At present there is no national guidance recommending that individuals cover their faces in labour although partners may be asked to wear a mask. Women who are showing symptoms of COVID are asked to cover their faces until they are in a private room.
In addition, RCOG/RCM advise that babies should not wear face masks due to the risk of suffocation.
Do I have the right to decline testing for COVID?
Yes you can decline the test and care must not be withdrawn if you decline. At this stage in the pandemic, if you have been following Government guidance on self-isolation/social distancing, it would not be proportionate to assume you have coronavirus unless you are displaying symptoms (this may change in coming weeks).
Does all of this apply to Scotland, Wales and Northern Ireland?

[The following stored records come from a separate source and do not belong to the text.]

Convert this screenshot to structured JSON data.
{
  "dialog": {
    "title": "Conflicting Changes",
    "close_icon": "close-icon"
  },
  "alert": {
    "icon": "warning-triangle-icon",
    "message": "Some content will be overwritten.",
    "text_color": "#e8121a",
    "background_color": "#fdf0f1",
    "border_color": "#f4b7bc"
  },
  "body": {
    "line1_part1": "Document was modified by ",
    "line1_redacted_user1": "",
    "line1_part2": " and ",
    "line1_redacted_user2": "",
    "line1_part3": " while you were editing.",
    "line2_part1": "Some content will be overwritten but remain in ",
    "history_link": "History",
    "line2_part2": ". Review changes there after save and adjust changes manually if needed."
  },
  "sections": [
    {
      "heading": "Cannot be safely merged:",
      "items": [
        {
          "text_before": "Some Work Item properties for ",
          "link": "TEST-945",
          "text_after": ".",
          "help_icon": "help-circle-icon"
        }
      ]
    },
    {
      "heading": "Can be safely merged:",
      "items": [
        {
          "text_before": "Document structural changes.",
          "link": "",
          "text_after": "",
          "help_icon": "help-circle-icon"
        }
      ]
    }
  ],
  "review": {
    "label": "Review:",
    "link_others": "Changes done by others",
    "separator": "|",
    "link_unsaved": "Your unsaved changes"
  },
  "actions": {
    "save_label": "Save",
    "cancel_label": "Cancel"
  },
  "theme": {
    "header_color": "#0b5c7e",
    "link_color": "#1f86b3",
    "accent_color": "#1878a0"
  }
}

The Human Rights Act applies to the whole of the UK and therefore the underlying principles of: individuals having rights which can’t be restricted without good reason, the need to explore all alternative options to ensure restrictions are the minimum necessary to achieve the legitimate aim of protecting the health of others, and the need to review these decisions as the situation changes, apply equally to the devolved nations.
RCOG/RCM guidance also applies UK wide.
What about the rights of staff?
We understand that maternity staff are currently working in very challenging circumstances and are understandably worried about the risk of catching COVID and of passing it on to family members.

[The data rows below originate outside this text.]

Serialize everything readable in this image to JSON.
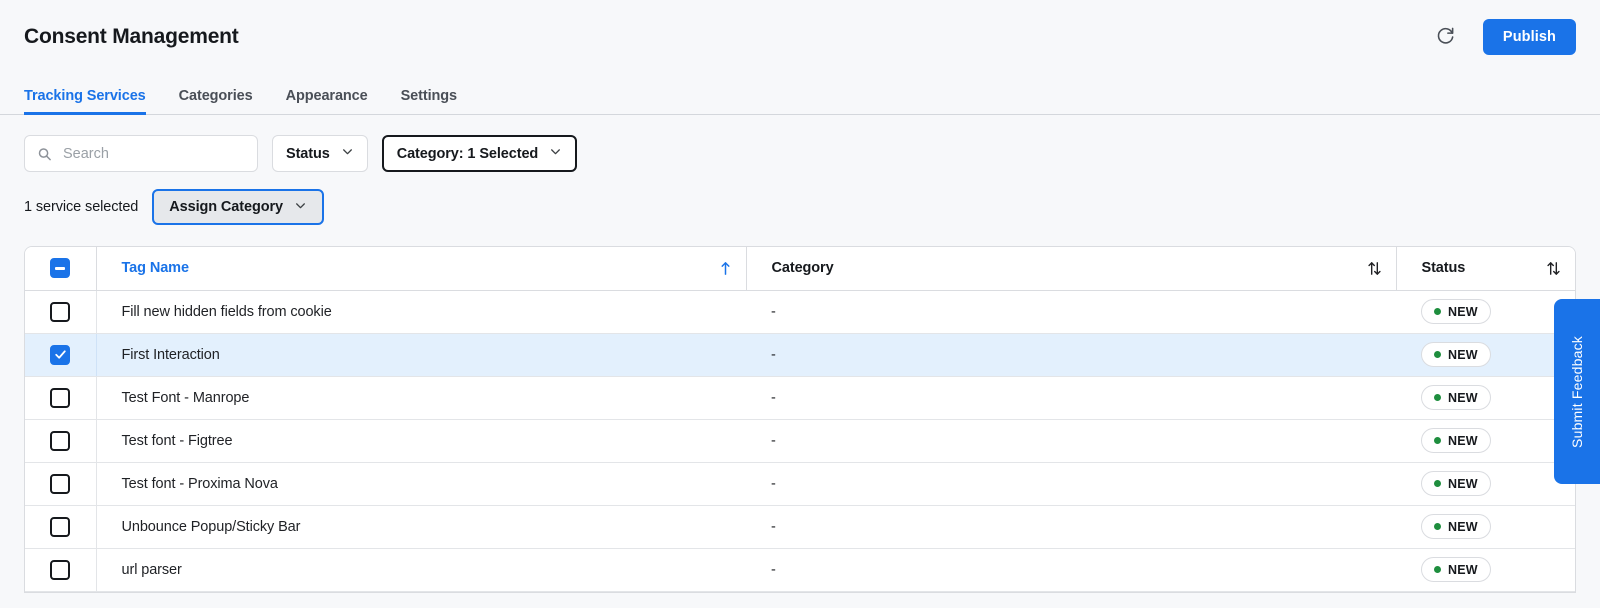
{
  "header": {
    "title": "Consent Management",
    "refresh_icon": "refresh-icon",
    "publish_label": "Publish"
  },
  "tabs": [
    {
      "label": "Tracking Services",
      "active": true
    },
    {
      "label": "Categories",
      "active": false
    },
    {
      "label": "Appearance",
      "active": false
    },
    {
      "label": "Settings",
      "active": false
    }
  ],
  "filters": {
    "search": {
      "value": "",
      "placeholder": "Search",
      "icon": "search-icon"
    },
    "status": {
      "label": "Status",
      "icon": "chevron-down-icon",
      "selected": false
    },
    "category": {
      "label": "Category: 1 Selected",
      "icon": "chevron-down-icon",
      "selected": true
    }
  },
  "selection": {
    "count_label": "1 service selected",
    "assign_label": "Assign Category",
    "assign_icon": "chevron-down-icon"
  },
  "table": {
    "header_checkbox_state": "indeterminate",
    "columns": [
      {
        "label": "Tag Name",
        "sort": "asc",
        "sort_icon": "sort-asc-icon"
      },
      {
        "label": "Category",
        "sort": "none",
        "sort_icon": "sort-updown-icon"
      },
      {
        "label": "Status",
        "sort": "none",
        "sort_icon": "sort-updown-icon"
      }
    ],
    "rows": [
      {
        "checked": false,
        "tag_name": "Fill new hidden fields from cookie",
        "category": "-",
        "status": "NEW"
      },
      {
        "checked": true,
        "tag_name": "First Interaction",
        "category": "-",
        "status": "NEW"
      },
      {
        "checked": false,
        "tag_name": "Test Font - Manrope",
        "category": "-",
        "status": "NEW"
      },
      {
        "checked": false,
        "tag_name": "Test font - Figtree",
        "category": "-",
        "status": "NEW"
      },
      {
        "checked": false,
        "tag_name": "Test font - Proxima Nova",
        "category": "-",
        "status": "NEW"
      },
      {
        "checked": false,
        "tag_name": "Unbounce Popup/Sticky Bar",
        "category": "-",
        "status": "NEW"
      },
      {
        "checked": false,
        "tag_name": "url parser",
        "category": "-",
        "status": "NEW"
      }
    ]
  },
  "feedback": {
    "label": "Submit Feedback"
  },
  "colors": {
    "accent": "#1a73e8",
    "page_bg": "#f7f8fa",
    "selected_row": "#e3f0fd",
    "status_dot": "#1e8e3e",
    "border": "#dadce0"
  }
}
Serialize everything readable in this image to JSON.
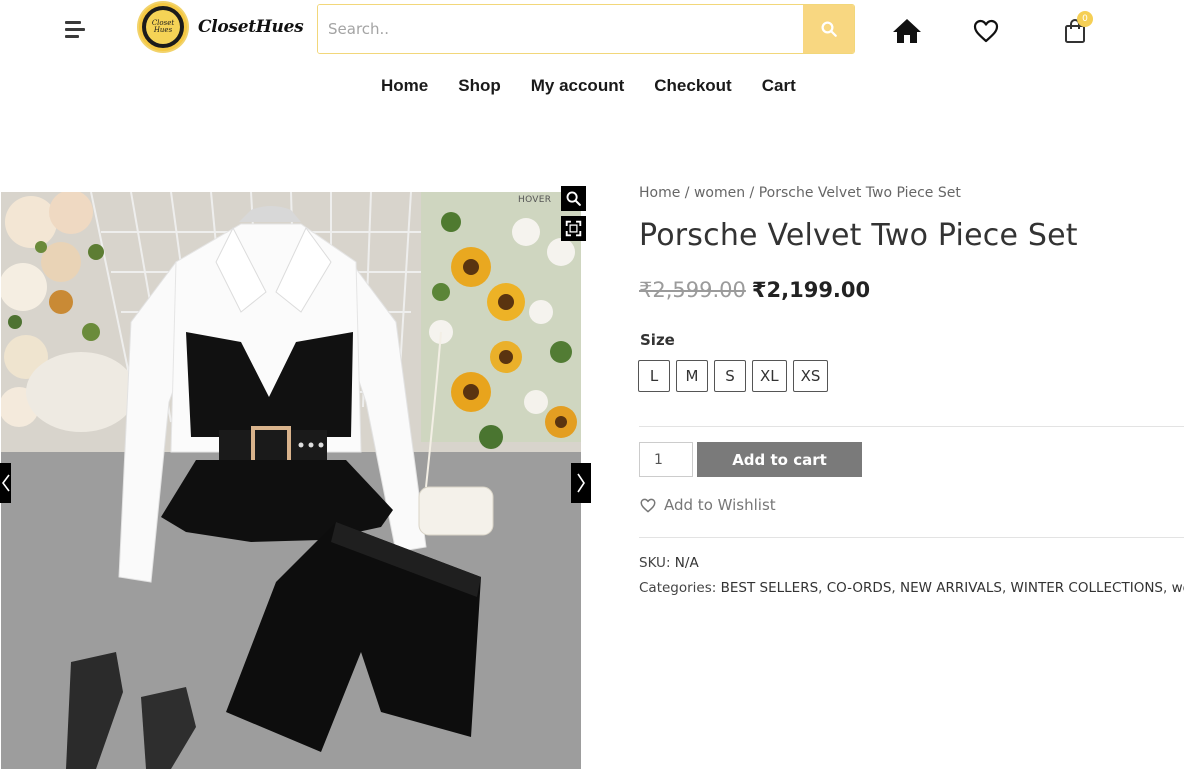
{
  "header": {
    "brand_name": "ClosetHues",
    "brand_badge_text": "Closet Hues",
    "search_placeholder": "Search..",
    "cart_count": "0"
  },
  "nav": {
    "items": [
      {
        "label": "Home"
      },
      {
        "label": "Shop"
      },
      {
        "label": "My account"
      },
      {
        "label": "Checkout"
      },
      {
        "label": "Cart"
      }
    ]
  },
  "gallery": {
    "hover_hint": "HOVER"
  },
  "breadcrumb": {
    "home": "Home",
    "sep1": " / ",
    "category": "women",
    "sep2": " / ",
    "current": "Porsche Velvet Two Piece Set"
  },
  "product": {
    "title": "Porsche Velvet Two Piece Set",
    "price_old": "₹2,599.00",
    "price_new": "₹2,199.00",
    "size_label": "Size",
    "sizes": [
      "L",
      "M",
      "S",
      "XL",
      "XS"
    ],
    "quantity": "1",
    "add_to_cart_label": "Add to cart",
    "wishlist_label": "Add to Wishlist",
    "sku_label": "SKU:",
    "sku_value": "N/A",
    "categories_label": "Categories:",
    "categories": [
      "BEST SELLERS",
      "CO-ORDS",
      "NEW ARRIVALS",
      "WINTER COLLECTIONS",
      "women"
    ]
  },
  "colors": {
    "accent_yellow": "#f8d781",
    "button_gray": "#7a7a7a"
  }
}
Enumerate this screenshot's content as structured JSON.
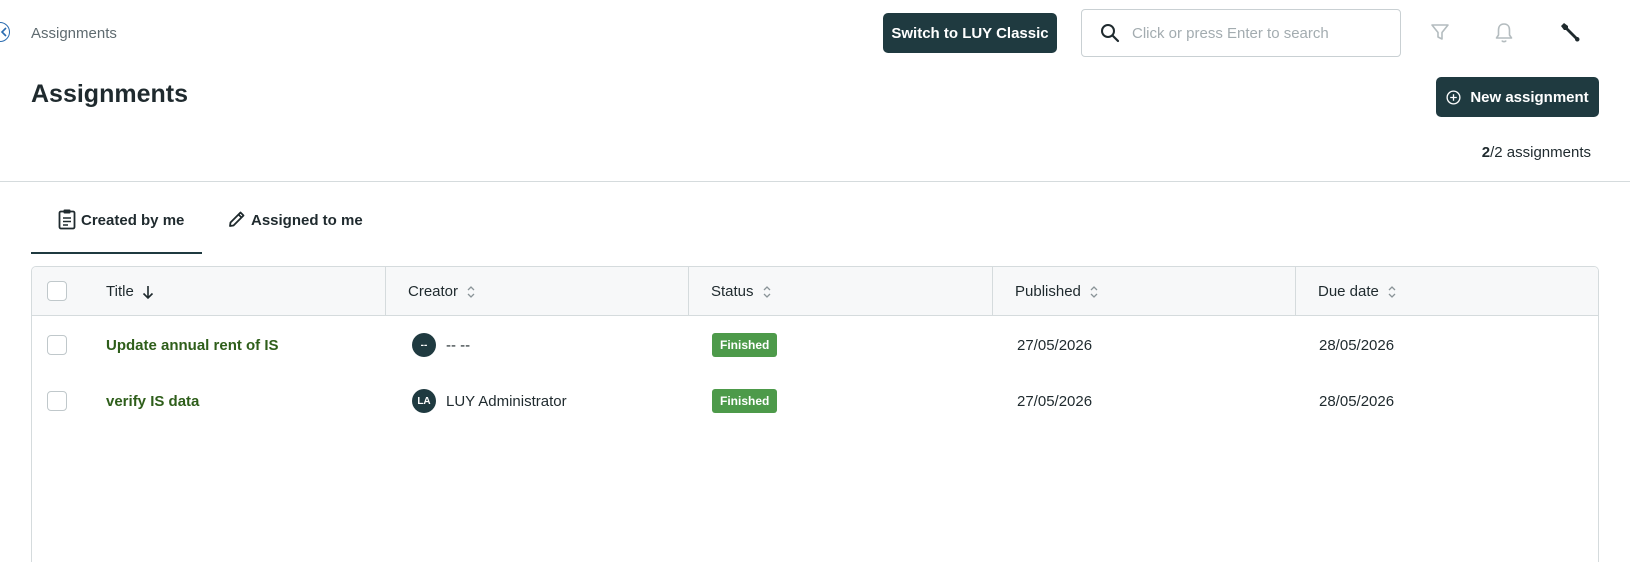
{
  "breadcrumb": "Assignments",
  "top_bar": {
    "switch_button_label": "Switch to LUY Classic",
    "search_placeholder": "Click or press Enter to search",
    "search_value": ""
  },
  "page": {
    "title": "Assignments",
    "new_button_label": "New assignment",
    "count": {
      "shown": "2",
      "rest": "/2 assignments"
    }
  },
  "tabs": [
    {
      "label": "Created by me",
      "icon": "clipboard-icon",
      "active": true
    },
    {
      "label": "Assigned to me",
      "icon": "pencil-icon",
      "active": false
    }
  ],
  "table": {
    "columns": [
      {
        "label": "Title",
        "sort": "descending"
      },
      {
        "label": "Creator",
        "sort": "none"
      },
      {
        "label": "Status",
        "sort": "none"
      },
      {
        "label": "Published",
        "sort": "none"
      },
      {
        "label": "Due date",
        "sort": "none"
      }
    ],
    "rows": [
      {
        "title": "Update annual rent of IS",
        "creator_initials": "--",
        "creator_name": "-- --",
        "status": "Finished",
        "published": "27/05/2026",
        "due_date": "28/05/2026"
      },
      {
        "title": "verify IS data",
        "creator_initials": "LA",
        "creator_name": "LUY Administrator",
        "status": "Finished",
        "published": "27/05/2026",
        "due_date": "28/05/2026"
      }
    ]
  },
  "colors": {
    "primary": "#1f3a40",
    "link": "#2e5e1a",
    "status_finished": "#4d9a4a"
  }
}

Midwives, doctors and other NHS staff have rights as employees, including the right to a safe workplace, and to protective equipment. However NHS Trusts as public bodies also have a duty to protect the human rights of the patients they look after. Trusts must balance the need to protect their staff against the need to protect the rights of their patients. Whilst banning all birth partners, for example, could reduce the risk of infection to staff, it would be a profound restriction on the rights of a woman and her partner. Such a ban would only be proportionate in the most extreme circumstances.
We recognise the dedication and sacrifice of maternity healthcare professionals who are facing increased risks on a daily basis to ensure that women have a safe and positive birth experience.